No caso dos usuário do Waze Carpool a sustentabilidade aparece como seu motivador em solicitar uma carona como um dos itens considerados, mas não o principal, segundo Douglas Tokuno, coordenador da empresa criada pelo Waze, que controla a famosa aplicação móvel de mapas e geolocalização:
"Fizemos uma pesquisa para entender os motivadores das caronas, e o que mais surpreendeu foi que a cultura da carona está apoiada por quatro vigas: a sustentabilidade, a socialização, o compartilhamento e a gentileza. Esta é a força maior, a questão do usuário saber que está prestando um serviço ou usufruindo de um serviço social".
Em termos de mercado as empresas compartilham ponto de vista similar no que diz respeito ao seu novo desenho: há pouco para se projetar, dizem. Mas existem possibilidades relevantes que tomam forma em meio ao momento histórico de isolamento social.

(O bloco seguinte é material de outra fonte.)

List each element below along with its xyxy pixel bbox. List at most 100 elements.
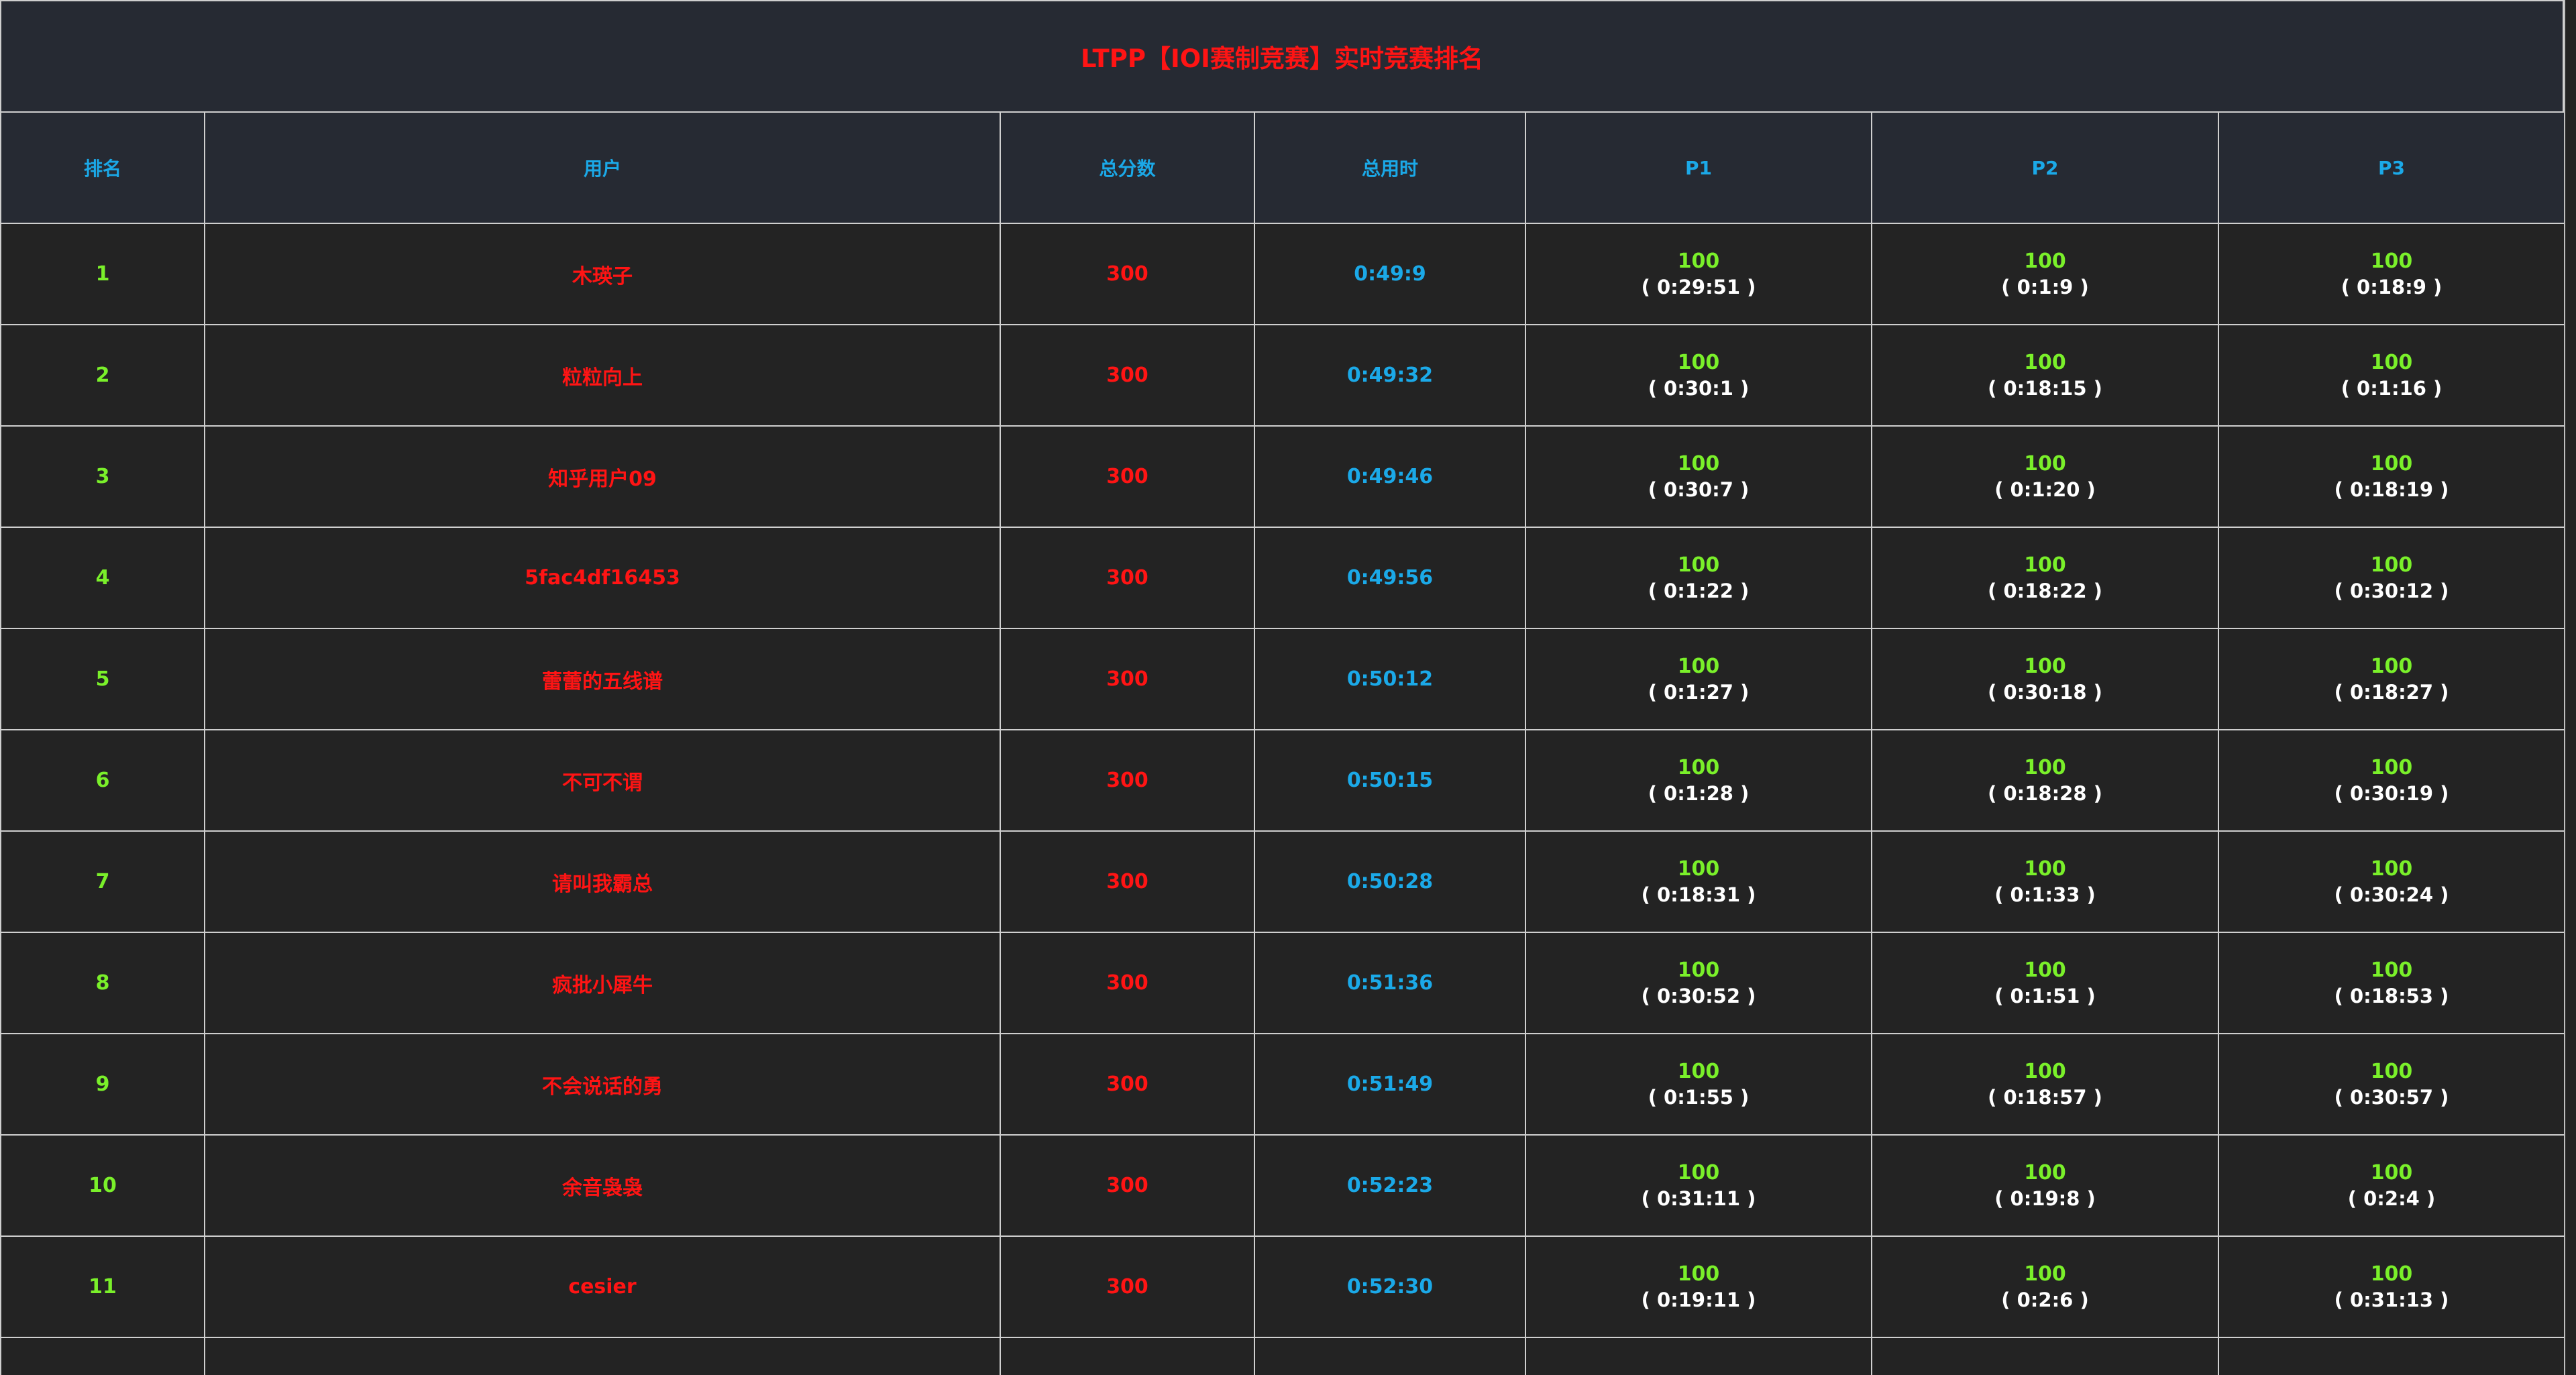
user-cell[interactable]: 疯批小犀牛 [204, 932, 1001, 1034]
p2-cell[interactable]: 100( 0:1:20 ) [1871, 425, 2219, 528]
user-cell[interactable]: 不可不谓 [204, 729, 1001, 832]
p1-score: 100 [1677, 553, 1720, 577]
p1-cell[interactable]: 100( 0:1:28 ) [1525, 729, 1872, 832]
p2-cell[interactable]: 100( 0:18:15 ) [1871, 324, 2219, 427]
table-row: 9 不会说话的勇 300 0:51:49 100( 0:1:55 ) 100( 0:18:… [0, 1033, 2564, 1136]
p3-cell[interactable]: 100( 0:18:9 ) [2218, 223, 2564, 325]
user-cell[interactable]: 请叫我霸总 [204, 830, 1001, 933]
rank-cell: 10 [0, 1134, 205, 1237]
p1-cell[interactable]: 100( 0:29:51 ) [1525, 223, 1872, 325]
rank-cell: 9 [0, 1033, 205, 1136]
p3-cell[interactable]: 100( 0:30:24 ) [2218, 830, 2564, 933]
p2-cell[interactable]: 100( 0:19:8 ) [1871, 1134, 2219, 1237]
total-score-cell: 300 [1000, 628, 1255, 730]
p2-cell[interactable]: 100 [1871, 1337, 2219, 1375]
p1-cell[interactable]: 100( 0:1:55 ) [1525, 1033, 1872, 1136]
p2-score: 100 [2024, 958, 2066, 982]
p2-score: 100 [2024, 1160, 2066, 1185]
user-cell[interactable]: 余音袅袅 [204, 1134, 1001, 1237]
p2-cell[interactable]: 100( 0:1:33 ) [1871, 830, 2219, 933]
p2-cell[interactable]: 100( 0:2:6 ) [1871, 1235, 2219, 1338]
p3-cell[interactable]: 100( 0:18:53 ) [2218, 932, 2564, 1034]
p2-cell[interactable]: 100( 0:18:22 ) [1871, 527, 2219, 629]
rank-cell-text: 10 [89, 1174, 117, 1197]
p2-cell[interactable]: 100( 0:1:51 ) [1871, 932, 2219, 1034]
user-cell[interactable]: 木瑛子 [204, 223, 1001, 325]
p2-cell[interactable]: 100( 0:30:18 ) [1871, 628, 2219, 730]
user-cell-text: 不会说话的勇 [542, 1075, 663, 1099]
total-score-cell: 300 [1000, 223, 1255, 325]
p1-score: 100 [1677, 958, 1720, 982]
p2-cell[interactable]: 100( 0:18:57 ) [1871, 1033, 2219, 1136]
user-cell[interactable] [204, 1337, 1001, 1375]
p3-score: 100 [2370, 857, 2413, 881]
p3-time: ( 0:30:24 ) [2334, 883, 2449, 906]
p1-cell[interactable]: 100( 0:19:11 ) [1525, 1235, 1872, 1338]
p1-cell[interactable]: 100( 0:1:22 ) [1525, 527, 1872, 629]
p1-time: ( 0:30:52 ) [1641, 984, 1756, 1007]
total-time-cell-text: 0:50:12 [1346, 667, 1434, 691]
p1-cell[interactable]: 100( 0:18:31 ) [1525, 830, 1872, 933]
p2-score: 100 [2024, 654, 2066, 678]
total-score-cell: 300 [1000, 1235, 1255, 1338]
header-total-time[interactable]: 总用时 [1254, 111, 1526, 224]
p3-cell[interactable]: 100( 0:31:13 ) [2218, 1235, 2564, 1338]
rank-cell-text: 5 [95, 667, 110, 691]
p1-time: ( 0:19:11 ) [1641, 1288, 1756, 1311]
user-cell-text: 不可不谓 [562, 771, 643, 795]
header-p3[interactable]: P3 [2218, 111, 2564, 224]
total-score-cell-text: 300 [1106, 465, 1148, 488]
p3-cell[interactable]: 100( 0:18:19 ) [2218, 425, 2564, 528]
p3-cell[interactable]: 100 [2218, 1337, 2564, 1375]
header-user[interactable]: 用户 [204, 111, 1001, 224]
user-cell[interactable]: 蕾蕾的五线谱 [204, 628, 1001, 730]
p3-cell[interactable]: 100( 0:2:4 ) [2218, 1134, 2564, 1237]
p1-cell[interactable]: 100 [1525, 1337, 1872, 1375]
p3-cell[interactable]: 100( 0:30:12 ) [2218, 527, 2564, 629]
total-time-cell [1254, 1337, 1526, 1375]
p2-score: 100 [2024, 249, 2066, 273]
total-time-cell: 0:51:36 [1254, 932, 1526, 1034]
p3-cell[interactable]: 100( 0:18:27 ) [2218, 628, 2564, 730]
user-cell[interactable]: 知乎用户09 [204, 425, 1001, 528]
user-cell[interactable]: cesier [204, 1235, 1001, 1338]
total-score-cell: 300 [1000, 527, 1255, 629]
total-score-cell-text: 300 [1106, 1174, 1148, 1197]
p2-time: ( 0:18:57 ) [1988, 1085, 2102, 1109]
rank-cell-text: 9 [95, 1072, 110, 1096]
p2-cell[interactable]: 100( 0:1:9 ) [1871, 223, 2219, 325]
p3-time: ( 0:30:57 ) [2334, 1085, 2449, 1109]
p3-score: 100 [2370, 553, 2413, 577]
rank-cell [0, 1337, 205, 1375]
total-score-cell-text: 300 [1106, 566, 1148, 590]
p3-cell[interactable]: 100( 0:30:57 ) [2218, 1033, 2564, 1136]
table-row: 5 蕾蕾的五线谱 300 0:50:12 100( 0:1:27 ) 100( 0:30:… [0, 628, 2564, 730]
user-cell[interactable]: 5fac4df16453 [204, 527, 1001, 629]
table-row: 7 请叫我霸总 300 0:50:28 100( 0:18:31 ) 100( 0:1:3… [0, 830, 2564, 933]
p3-cell[interactable]: 100( 0:30:19 ) [2218, 729, 2564, 832]
user-cell-text: 请叫我霸总 [552, 872, 653, 896]
p1-cell[interactable]: 100( 0:1:27 ) [1525, 628, 1872, 730]
header-total-score[interactable]: 总分数 [1000, 111, 1255, 224]
user-cell[interactable]: 粒粒向上 [204, 324, 1001, 427]
p2-time: ( 0:19:8 ) [1994, 1187, 2096, 1210]
rank-cell: 6 [0, 729, 205, 832]
total-score-cell-text: 300 [1106, 870, 1148, 893]
p1-cell[interactable]: 100( 0:30:1 ) [1525, 324, 1872, 427]
p3-time: ( 0:18:27 ) [2334, 680, 2449, 704]
ranking-table: 排名 用户 总分数 总用时 P1 P2 P3 1 木瑛子 300 0:49:9 100(… [0, 111, 2564, 1375]
header-p1[interactable]: P1 [1525, 111, 1872, 224]
header-p2[interactable]: P2 [1871, 111, 2219, 224]
p1-cell[interactable]: 100( 0:31:11 ) [1525, 1134, 1872, 1237]
total-score-cell: 300 [1000, 830, 1255, 933]
p1-cell[interactable]: 100( 0:30:52 ) [1525, 932, 1872, 1034]
p3-time: ( 0:18:53 ) [2334, 984, 2449, 1007]
total-score-cell-text: 300 [1106, 971, 1148, 995]
user-cell[interactable]: 不会说话的勇 [204, 1033, 1001, 1136]
p2-cell[interactable]: 100( 0:18:28 ) [1871, 729, 2219, 832]
total-score-cell-text: 300 [1106, 667, 1148, 691]
p3-cell[interactable]: 100( 0:1:16 ) [2218, 324, 2564, 427]
header-rank[interactable]: 排名 [0, 111, 205, 224]
p3-score: 100 [2370, 1160, 2413, 1185]
p1-cell[interactable]: 100( 0:30:7 ) [1525, 425, 1872, 528]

Para Ricardo Leite, da BlaBlaCar, o compartilhamento em termos de custo se mostra atrativo diante do custo de ônibus e de avião em viagens de lazer, por exemplo: "Viagens a destinos mais próximos podem ocupar o lugar das viagens internacionais, e aí o compartilhamento surge como um modal atrativo."
Ele disse que isso pode surgir já no fim do ano como tendência: "No 7 de setembro registramos um volume crescente de caronas, e pode ser que no fim do ano isso se repita porque é momento das férias".
Tokuno, da Waze Carpool, acredita que o compartilhamento de veículos ganha força neste momento pois dispor da propriedade do veículo segue como algo oneroso no País: "Ter um veículo tem mais custos envolvidos do que usar serviços de compartilhamento. E o momento do Brasil é o de redução de custos, as pessoas buscam oportunidades de gastar menos com conforto".
Em 2019 a empresa registrou 2 milhões de caronas. A base de usuários não foi informada.
Caso se concretizem as perspectivas o mercado de caronas poderá reverter o quadro pintado pelas empresas fabricantes de veículos de que a venda de novos possa vir a crescer, agora, em função da preocupação social em torno dos riscos que envolve transportar-se por meio público. Locadoras, no mesmo sentido, apostam suas fichas em serviços de assinatura pelas mesmas razões.
"Vender ou alugar mais veículos acaba sendo um catalisador de novos negócios para nós, não são serviços concorrentes", disse Ricardo Leite. "Nosso negócio tem como desafio aumentar a oferta de condutores, não atender à demanda. Se há mais veículos circulando maiores serão as oportunidades de se oferecer caronas."